Though I point out it's a small notebook, 8 1/2 by 5 1/2. It seems a size that suits me, as I use a similar size for my freelance notebooks. Those are one per project though, unlike the writing one which acts as a catch all.

It just felt a little odd to be looking at notes for something which was no longer an active effort, creatively speaking. Sure, I'm agonizing over the query, and hoping like heck I won't have to write a synopsis, but the work itself has sat, largely untouched and unmessed with, since I put it through the editing process and pulled it out the other side. I'm not a tweaker, and once something is done, it's done, and now in it's wake it leaves all those unused notes.

Maybe some of them will be resurrected later, but I suspect most of them will be lovingly packed up and tucked away (metaphorically speaking - the notebook stays out), taken out only occasionally to be reminisced over before being set aside once more. Not all ghosts are restless ones.

Monday, January 4, 2010

Revolving Resolutions

Start of a new year, start of new lists, new resolutions. Quick show of hands: how many have the same thing on their list this year they had last year?

I'm as guilty of that as the next person, though it's not always a bad thing. Some resolutions are things you ought to keep to, year in, year out. You could argue after a certain point they stop being resolutions for improvement and just become things you do, and therefore shouldn't count as goals, but I don't buy that. Some things are constant goals, and there's always some room for improvement even on the perennial ones.

Sometimes things drop off the list one year for various reasons, only to end up back on it at a later date. Maybe it was something we thought we outgrew, or something we put away for a bit and have only now come back to. Maybe it was just something we stopped codifying at the beginning of each year only to realize we needed it on that list to reinforce it.

One of mine this year is taken from a poster I had up in college. I came across it when I moved this year and have put it back on my wall. I was going to quote the whole thing but then realized that it's copyrighted, someone might object, and starting the new year of with a bit of plagiarizing - or at least unauthorized reproduction even when credit is given - was probably not the way to go.
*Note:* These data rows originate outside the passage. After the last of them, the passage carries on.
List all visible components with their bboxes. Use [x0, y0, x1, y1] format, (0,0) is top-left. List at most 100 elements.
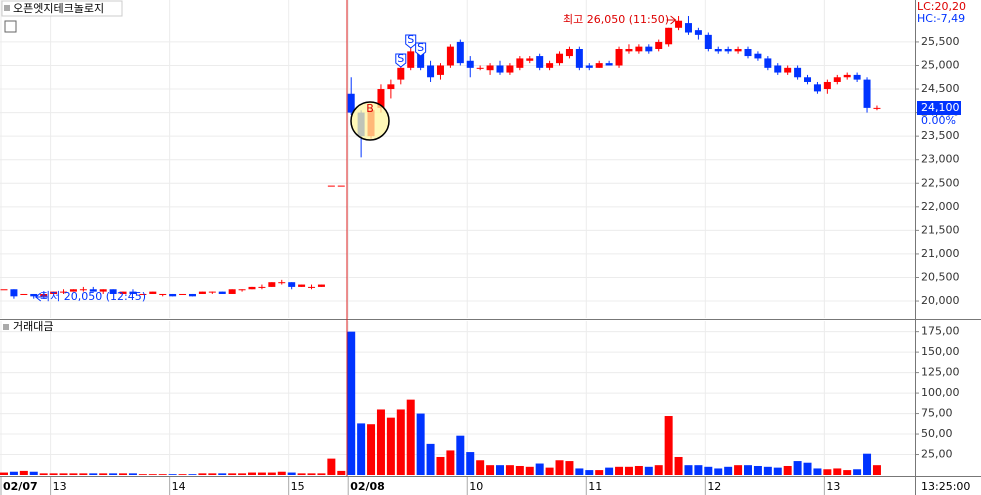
volume-bar [595, 470, 604, 475]
candle-body [288, 282, 296, 287]
volume-bar [49, 473, 58, 475]
volume-bar [863, 453, 872, 475]
candle-body [774, 65, 782, 73]
sell-marker: S [417, 41, 424, 54]
candle-body [794, 67, 802, 78]
panel-title: 거래대금 [13, 320, 53, 333]
candle-body [308, 286, 316, 288]
x-tick-label: 13 [53, 480, 67, 493]
y-tick-label: 22,500 [921, 176, 960, 189]
candle-body [853, 74, 861, 80]
candle-body [863, 79, 871, 108]
candle-body [0, 289, 8, 291]
candle-body [456, 41, 464, 64]
volume-bar [615, 466, 624, 475]
volume-bar [9, 471, 18, 475]
candle-body [139, 293, 147, 295]
volume-bar [99, 473, 108, 475]
volume-bar [515, 465, 524, 475]
candle-body [655, 41, 663, 49]
volume-bar [535, 463, 544, 475]
candle-body [407, 51, 415, 68]
candle-body [466, 60, 474, 68]
candle-body [10, 289, 18, 297]
candle-body [228, 289, 236, 294]
candle-body [565, 48, 573, 57]
candle-body [575, 48, 583, 68]
buy-marker-circle [350, 101, 390, 141]
volume-bar [684, 465, 693, 475]
y-tick-label: 20,500 [921, 270, 960, 283]
volume-bar [496, 465, 504, 475]
candle-body [278, 282, 286, 284]
x-tick-label: 02/08 [350, 480, 385, 493]
candle-body [645, 46, 653, 52]
candle-body [585, 65, 593, 68]
candle-body [258, 286, 266, 288]
y-tick-label: 24,500 [921, 82, 960, 95]
candle-body [694, 30, 702, 35]
volume-bar [0, 472, 8, 475]
time-label: 13:25:00 [921, 480, 970, 493]
candle-body [764, 58, 772, 68]
volume-bar [248, 472, 256, 475]
y-tick-label: 175,00 [921, 325, 960, 338]
x-tick-label: 12 [707, 480, 721, 493]
volume-bar [505, 465, 514, 475]
volume-bar [783, 465, 792, 475]
volume-bar [476, 460, 485, 475]
volume-bar [257, 472, 266, 475]
volume-bar [297, 473, 306, 475]
panel-title: 오픈엣지테크놀로지 [13, 2, 104, 15]
candle-body [60, 291, 68, 293]
candle-body [823, 81, 831, 90]
volume-bar [833, 468, 842, 475]
volume-bar [853, 469, 862, 475]
y-tick-label: 21,000 [921, 247, 960, 260]
volume-bar [128, 473, 137, 475]
volume-bar [436, 456, 445, 475]
y-tick-label: 50,00 [921, 427, 953, 440]
volume-bar [724, 466, 733, 475]
candle-body [605, 63, 613, 66]
volume-bar [644, 466, 653, 475]
volume-bar [29, 471, 38, 475]
volume-bar [486, 465, 495, 475]
volume-bar [238, 473, 247, 475]
candle-body [546, 63, 554, 68]
candle-body [30, 293, 38, 297]
volume-bar [396, 409, 405, 475]
high-arrow [666, 15, 677, 25]
candle-body [754, 53, 762, 59]
volume-bar [575, 468, 584, 475]
volume-bar [267, 472, 276, 475]
candle-body [248, 286, 256, 290]
candle-body [69, 289, 77, 292]
volume-bar [337, 470, 346, 475]
lc-label: LC:20,20 [917, 0, 966, 13]
volume-bar [148, 474, 157, 475]
candle-body [625, 48, 633, 52]
volume-bar [386, 417, 395, 475]
low-arrow [34, 292, 48, 302]
candle-body [238, 289, 246, 291]
y-tick-label: 125,00 [921, 366, 960, 379]
candle-body [427, 65, 435, 78]
candle-body [744, 48, 752, 57]
volume-bar [664, 416, 673, 475]
panel-icon [4, 5, 10, 11]
candle-body [704, 34, 712, 49]
volume-bar [79, 473, 88, 475]
candle-body [615, 48, 623, 66]
candle-body [496, 65, 504, 73]
candle-body [536, 56, 544, 68]
volume-bar [376, 409, 385, 475]
sell-marker-shape [405, 34, 417, 49]
volume-bar [714, 468, 723, 475]
volume-bar [168, 474, 177, 475]
candle-body [129, 291, 137, 294]
volume-bar [59, 473, 68, 475]
volume-bar [753, 465, 762, 475]
volume-bar [119, 473, 128, 475]
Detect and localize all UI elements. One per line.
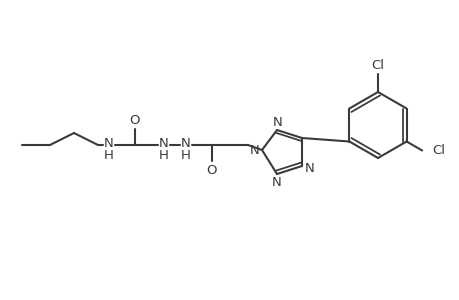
Text: N: N (250, 143, 259, 157)
Text: Cl: Cl (431, 144, 444, 157)
Text: N: N (159, 136, 168, 149)
Text: H: H (159, 148, 168, 161)
Text: O: O (129, 113, 140, 127)
Text: Cl: Cl (371, 58, 384, 71)
Text: N: N (104, 136, 114, 149)
Text: N: N (304, 161, 314, 175)
Text: H: H (104, 148, 114, 161)
Text: O: O (206, 164, 217, 176)
Text: H: H (181, 148, 190, 161)
Text: N: N (273, 116, 282, 128)
Text: N: N (272, 176, 281, 188)
Text: N: N (181, 136, 190, 149)
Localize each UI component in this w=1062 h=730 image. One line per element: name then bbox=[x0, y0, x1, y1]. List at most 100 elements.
It bills itself as the creed of the sociopathic obessessive compulsive, and while I no longer agree with all of it as wholeheartedly as I did in college - though the one about using a bulldozer to deal with bureaucracy still sounds about right - there is a comment about patience and persistence that I find pertinent. It reads, "Patience is a virtue, but persistence to the point of success is a blessing."

Which is part of what this whole writing profession is about. You have to keep at it, else you're not going to get anywhere. It's not guarantee of success, as other things go into that formula, but it is an integral part. You have to keep at it. And if it helps to put it on your list of resolutions, year after year, then I say by all means move it to the top of the list. (Another on the list on my wall reads, "If it's worth doing, it's got to be done right now.")

Just as long as it actually gets done, and isn't being recycled year after year because you never fulfill it.